I Wonder As I Wander

Caroline Watkins
Caroline Watkins

I thought of this Appalachian hymn turned Christmas carol as I watched a short segment by filmmaker Tiffany Shlain entitled, “Let your mind wander,” which suggests that your brain makes connections when you “zone out” doing the simplest things such as the dishes, going for a walk, gardening and even taking a shower. She was strongly influenced by her ongoing conversations with Dr. Michael Rich at Harvard about media’s affect on youth.

I personally had a conversation with a dear friend who just started working for “my” real estate company. She mentioned how her daughter, Shannon – a fourth year student at UVa and one of my favorite people in the world, – has done a lot of thinking about technology and its impact on her generation.

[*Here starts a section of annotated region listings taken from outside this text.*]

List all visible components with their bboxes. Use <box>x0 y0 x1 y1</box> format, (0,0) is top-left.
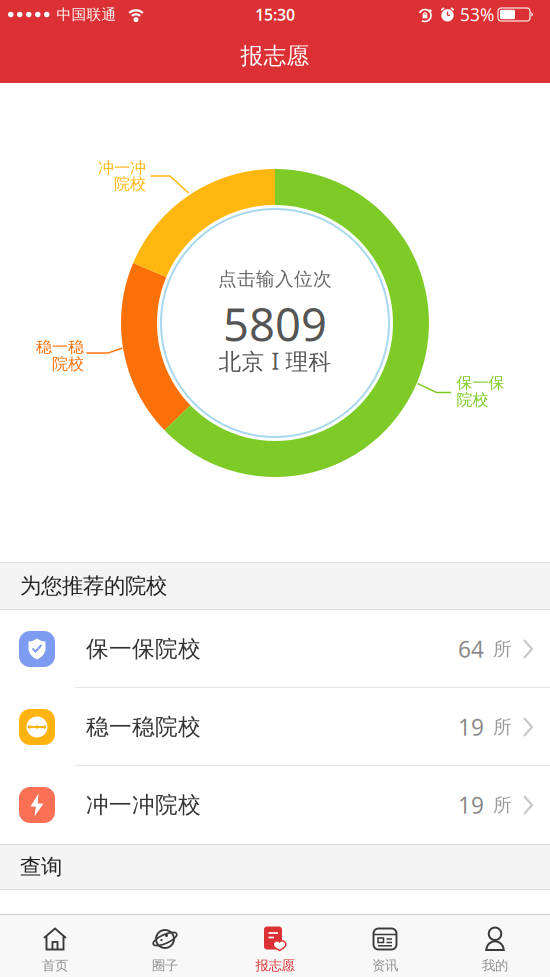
staticText: 报志愿 <box>240 42 310 70</box>
button[interactable]: 圈子 <box>110 915 220 977</box>
staticText: 15:30 <box>255 4 295 25</box>
staticText: 查询 <box>20 854 62 880</box>
staticText: 院校 <box>52 354 84 374</box>
staticText: 稳一稳院校 <box>86 713 201 741</box>
staticText: 所 <box>493 794 512 816</box>
button[interactable]: 保一保院校 <box>0 610 550 688</box>
staticText: 稳一稳 <box>36 337 84 357</box>
staticText: 53% <box>460 3 494 26</box>
staticText: 北京 I 理科 <box>218 346 332 376</box>
staticText: 我的 <box>482 957 508 974</box>
button[interactable]: 点击输入位次 <box>0 83 550 562</box>
staticText: 19 <box>458 712 484 742</box>
staticText: 院校 <box>114 174 146 194</box>
staticText: 首页 <box>42 957 68 974</box>
staticText: 冲一冲 <box>98 158 146 178</box>
staticText: 点击输入位次 <box>218 268 332 290</box>
staticText: 资讯 <box>372 957 398 974</box>
staticText: 为您推荐的院校 <box>20 573 167 599</box>
staticText: 中国联通 <box>56 6 116 24</box>
staticText: 所 <box>493 716 512 738</box>
button[interactable]: 稳一稳院校 <box>0 688 550 766</box>
staticText: 冲一冲院校 <box>86 791 201 819</box>
staticText: 所 <box>493 638 512 660</box>
button[interactable]: 首页 <box>0 915 110 977</box>
staticText: 院校 <box>456 390 488 410</box>
button[interactable]: 报志愿 <box>220 915 330 977</box>
staticText: 圈子 <box>152 957 178 974</box>
staticText: 5809 <box>223 294 327 354</box>
button[interactable]: 我的 <box>440 915 550 977</box>
staticText: 保一保 <box>456 373 504 393</box>
button[interactable]: 资讯 <box>330 915 440 977</box>
staticText: 报志愿 <box>256 957 294 974</box>
staticText: 64 <box>458 634 484 664</box>
staticText: 19 <box>458 790 484 820</box>
staticText: 保一保院校 <box>86 635 201 663</box>
button[interactable]: 冲一冲院校 <box>0 766 550 844</box>
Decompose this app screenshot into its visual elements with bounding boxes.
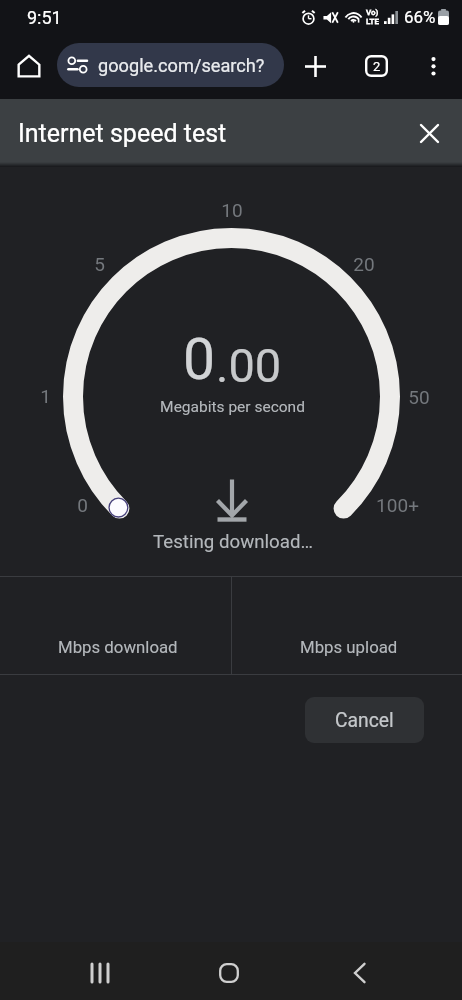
staticText: 10	[221, 199, 243, 221]
staticText: 9:51	[27, 7, 62, 28]
button[interactable]: New tab	[295, 46, 335, 86]
staticText: Vo)	[366, 8, 379, 17]
button[interactable]: Back	[329, 945, 389, 1000]
staticText: 66%	[404, 7, 436, 27]
button[interactable]: Home	[9, 46, 49, 86]
staticText: 5	[94, 253, 105, 275]
button[interactable]: Open tabs: 2	[356, 46, 396, 86]
staticText: Megabits per second	[160, 398, 305, 416]
staticText: 1	[40, 385, 51, 407]
staticText: .00	[216, 338, 282, 393]
staticText: LTE	[366, 17, 379, 26]
staticText: google.com/search?	[98, 55, 265, 76]
staticText: 0	[77, 494, 88, 516]
staticText: Internet speed test	[18, 119, 227, 148]
staticText: 2	[373, 59, 381, 74]
button[interactable]: Cancel	[305, 697, 424, 743]
button[interactable]: Close	[405, 109, 453, 157]
staticText: Mbps download	[58, 637, 178, 657]
button[interactable]: google.com/search?	[57, 43, 284, 87]
staticText: 0	[183, 326, 216, 393]
staticText: 100+	[376, 494, 419, 516]
button[interactable]: Mbps upload	[232, 577, 462, 674]
staticText: Testing download…	[153, 531, 313, 553]
staticText: 20	[353, 253, 375, 275]
button[interactable]: Home	[199, 945, 259, 1000]
staticText: 50	[408, 386, 430, 408]
button[interactable]: Recent apps	[70, 945, 130, 1000]
staticText: Cancel	[335, 709, 394, 732]
staticText: Mbps upload	[300, 637, 398, 657]
button[interactable]: Mbps download	[0, 577, 231, 674]
button[interactable]: More options	[413, 46, 453, 86]
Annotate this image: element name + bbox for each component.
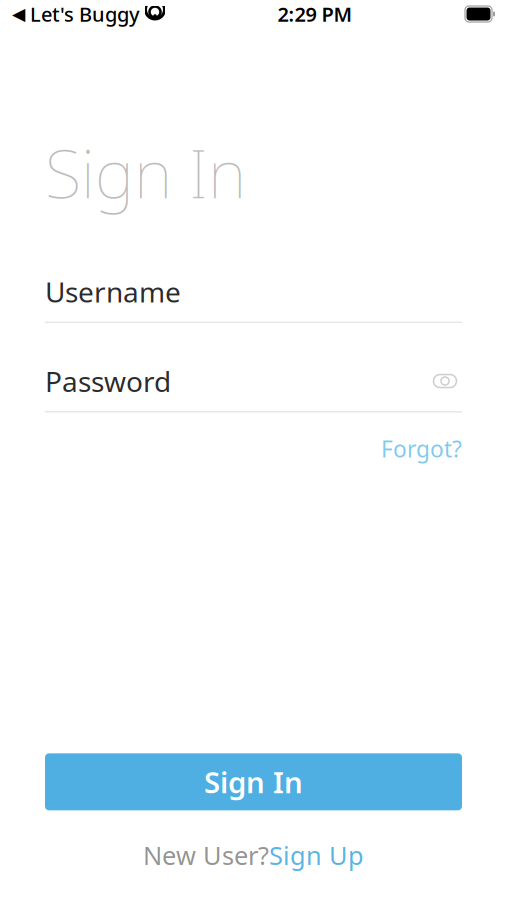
button[interactable]: Forgot? (381, 430, 462, 468)
staticText: Username (45, 273, 181, 310)
button[interactable]: Sign In (45, 753, 462, 810)
staticText: New User? (143, 838, 269, 872)
staticText: ◀ (12, 4, 25, 24)
staticText: Forgot? (381, 434, 462, 464)
staticText: 2:29 PM (278, 1, 352, 27)
button[interactable]: Show password (428, 364, 462, 398)
staticText: Sign In (45, 128, 246, 216)
staticText: Sign Up (269, 838, 364, 872)
button[interactable]: New User? (143, 832, 364, 878)
staticText: Let's Buggy (25, 1, 145, 27)
staticText: Sign In (204, 762, 303, 801)
staticText: Password (45, 362, 171, 400)
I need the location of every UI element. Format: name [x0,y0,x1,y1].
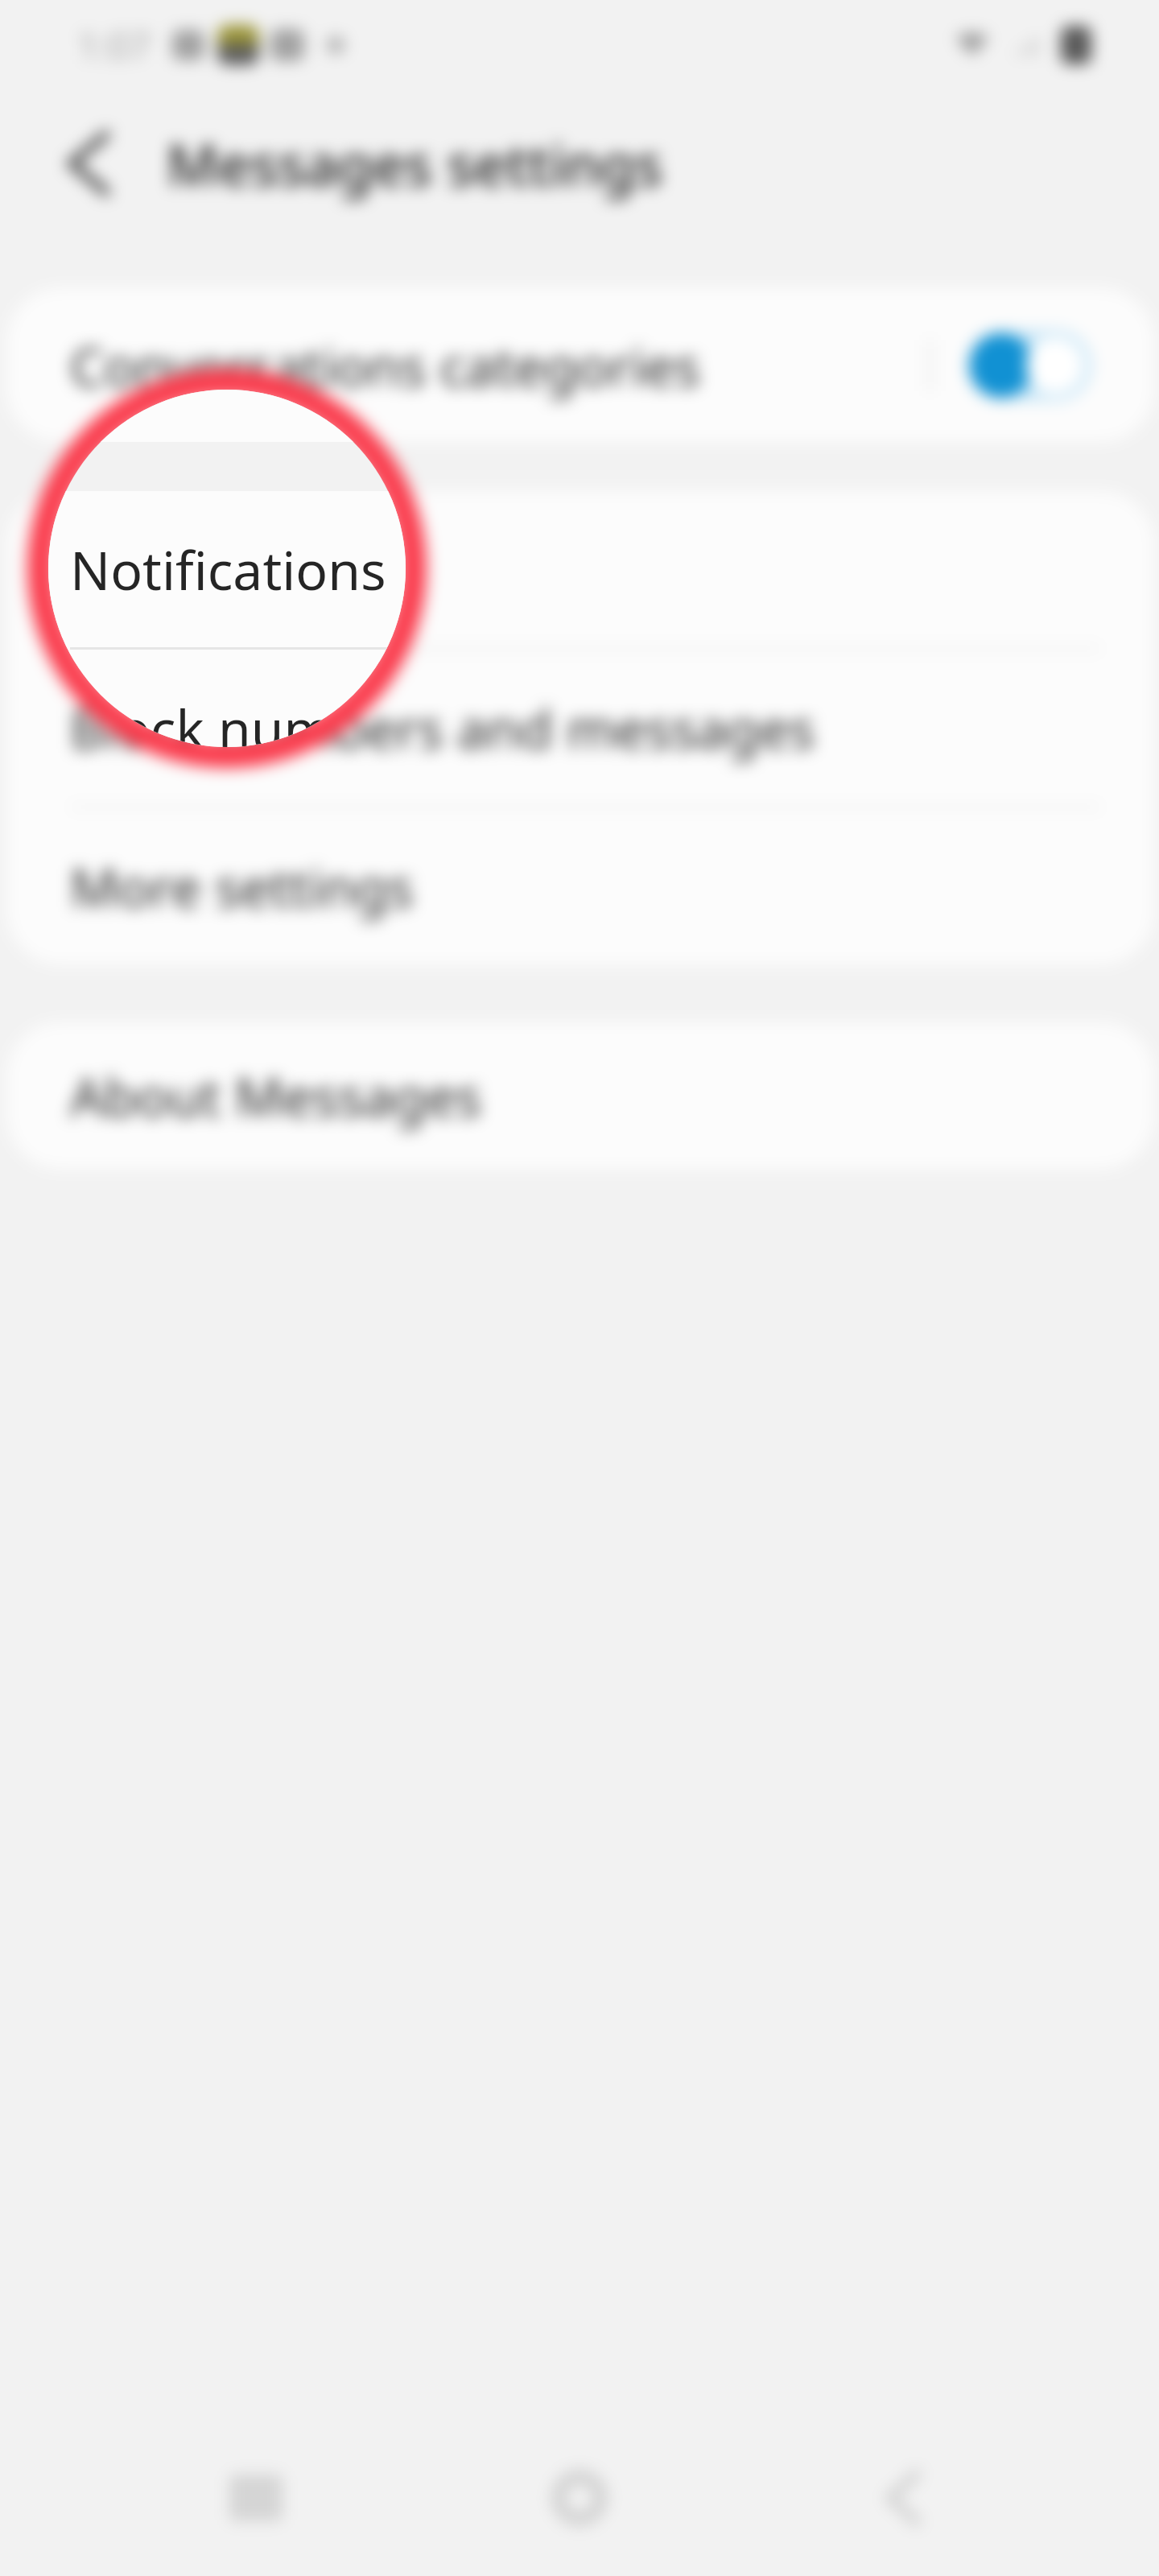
staticText: 1:07 [77,20,151,71]
button[interactable]: Conversations categories toggle [967,330,1091,401]
other: Back [851,2446,955,2550]
staticText: About Messages [70,1059,482,1132]
button[interactable]: Conversations categories [7,288,1154,442]
other: Conversations categories toggle [967,330,1091,401]
staticText: Messages settings [167,126,663,202]
staticText: Notifications [70,533,386,605]
staticText: Messages settings [167,126,663,202]
staticText: About Messages [70,1059,482,1132]
button[interactable]: Back [851,2446,955,2550]
button[interactable]: More settings [7,808,1154,964]
staticText: More settings [70,850,414,923]
staticText: 1:07 [77,20,151,71]
button[interactable]: Notifications [7,491,1154,647]
other: Navigate up [0,103,167,224]
other: Recent apps [204,2446,308,2550]
staticText: Conversations categories [70,329,700,402]
button[interactable]: Navigate up [0,103,167,224]
staticText: Block numbers and messages [70,691,815,764]
staticText: Conversations categories [70,329,700,402]
staticText: Block numbers and messages [70,691,815,764]
other: Home [527,2446,632,2550]
button[interactable]: Block numbers and messages [7,650,1154,806]
button[interactable]: Recent apps [204,2446,308,2550]
button[interactable]: About Messages [7,1022,1154,1169]
button[interactable]: Home [527,2446,632,2550]
staticText: Notifications [70,533,386,605]
staticText: More settings [70,850,414,923]
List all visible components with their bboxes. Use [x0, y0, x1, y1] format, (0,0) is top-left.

One of Shannon’s keenest observations was when she recently took her grandfather on errands around our fair city. He knew everyone – by name, mind you – the cashiers, clerks and pharmacist – and actually talked to them! She thought that was so wonderful and quite the opposite from her own experience when she’s out and about when much like the rest of us, the only eye contact we’re making is with our hand held devices

To prepare for my columns, I have watched TED Talks, read articles and listened to the occasional podcast. I have yet to interview anyone either formally or informally until now. I felt strongly led to talk with Shannon and get her views “from the trenches.”

She told me about a fascinating podcast by founder and director of the MIT Initiative on Technology and Self, Sherry Turkle. The title of the podcast – originating from APM’s show, On Being – came directly from her research which included the distressing commentary from children while at a natural history exhibit that the robotic turtles were “alive enough.”

Turkle reflects on privacy being no longer relevant in our digital age and asks what are democracy as well as intimacy without it. She talks about how young people experience “phantom limbs” when apart from their phones and iPods. She offers that “discontent is the beginning of wisdom” and that solitude for children – and all of us for that matter – is nothing short of a lost art. She insists that “if you don’t teach your children how to be alone, they only know how to be lonely.” She also describes how to declare “e-mail bankruptcy.”

My taking you down this stream of consciousness was intentional, although it may leave some of you, well, wondering. It was meant to guide you to one of her most powerful ideas, which was summarized by the interviewer Krista Tippett. Tippett proposes that instead of technology shaping us, we can shape IT towards human purposes, even “honoring what we hold most dear” and that we can indeed live an “examined digital life.” What a concept!

Turkle herself holds no “nostalgia for an unplugged life” She thinks that our children must, in fact, live in their generation and that we don’t have to reject technology, just put it in its place.

What’s the answer? Should you take a sabbatical from e-mail, hiatus from Facebook or turn off screens one day/week? Absolutely, if you feel led. But what if we all “lived deliberately” and created “sacred spaces” as she suggests – on a DAILY basis? No devices at the dinner table – or in the car when picking up your child – or in line at the grocery store – or on a hike (oops, guilty as charged- I was taking pictures with my phone, promise!)

I not only love Turkle’s concept of “sacred spaces” but also her argument that we, the adults, are the problem. If we’re complaining about our children’s “addictions,” we better take a long, hard look at what we’re modeling for them.

My rule for TV when the kids were growing up was that it be “intentional and finite,” made far easier by the fact that we got three stations- on a clear day, that is. I guess I have to eat a serving of humble pie though and ask myself: am I living this way now?

Sure, I don’t watch TV or tweet, snap chat or use Instagram…yet. I nevertheless own a smart phone; text obsessively; respond regularly to the “roar of the internet;” and joined Facebook about a year and a half ago, albeit reluctantly. By the way, I happen to agree with a rapper who refers to it as a “pageantry of vanity.” Keeping up with the Joneses ain’t nothin’ compared to keeping up with your own…self…image.

In closing, I wonder. Perhaps it’s a matter of stewardship. We CAN be good stewards of this ubiquitous technology- with good boundaries. Maybe, just maybe, if we create “sacred spaces” each and every day, we can connect – and I mean really connect – with those we love as well as with the One who first loved us.

This will surely lead us out of the realm of being “alive enough” into that of being “truly alive,” both now and forevermore. And that, my friends, is exceedingly Good News.